Archived-At: <https://mailarchive.ietf.org/arch/msg/i18ndir/K4jAb7c4_AUFGWtEJ09aXzg8ISc>
Subject: Re: [I18ndir] Review of new characters for Unicode 12.0.0
X-BeenThere: i18ndir@ietf.org
X-Mailman-Version: 2.1.29
Precedence: list
List-Id: Internationalization Directorate <i18ndir.ietf.org>
List-Unsubscribe: <https://www.ietf.org/mailman/options/i18ndir>, <mailto:i18ndir-request@ietf.org?subject=unsubscribe>
List-Archive: <https://mailarchive.ietf.org/arch/browse/i18ndir/>
List-Post: <mailto:i18ndir@ietf.org>
List-Help: <mailto:i18ndir-request@ietf.org?subject=help>
List-Subscribe: <https://www.ietf.org/mailman/listinfo/i18ndir>, <mailto:i18ndir-request@ietf.org?subject=subscribe>
X-List-Received-Date: Tue, 19 Mar 2019 06:11:42 -0000

On 19 Mar 2019, at 0:47, Martin J. Dürst wrote:

>> Martin, as I have implemented IDNA2008 from scratch, i.e. not using any
>> libraries at all,
>
> I'm also not using any libraries at all, just relying on the Unicode version in Ruby to be the same as the target version. But I understand what you're saying.

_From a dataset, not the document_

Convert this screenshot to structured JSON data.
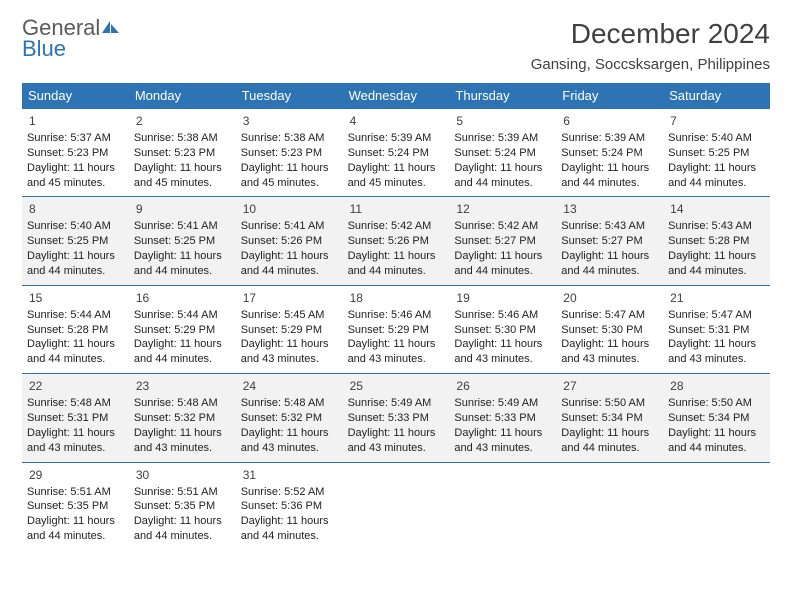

Well, Ruby do use ultimately libidn2 for IDNA2008, so yes, you do use libraries.

>> let me suggest we sync on what output format we use so
>> that we can do "diff" between your and my lists. My list for 12.0.0 is
>> btw attached.
>
> I think it's a good idea to have this for some cross-checks. But one of the features of my program was that it listed only the new characters, because these were the ones I wanted to review. So I'll definitely keep this ability.

Ok, I of course have that as well :-)

That operates on the file format I did show you.

>> May I suggest what my program is doing (of course), which is as follows:
>>
>> <Codepoint>;<Derived property value>;<Rule(s) that matched>;<Name>
>
> I'm fine with that. I'll have to do more work on supporting ranges in UnicodeData.txt and supporting the rules that I ignored in my first quick attempt. So please don't rely on my work for moving forward.

No problem, I already do have two implementations myself. One that do use libidn2 in python3, one in ruby that do not, and then I compare with IANA as I know they do have a completely code base as well.

   Patrik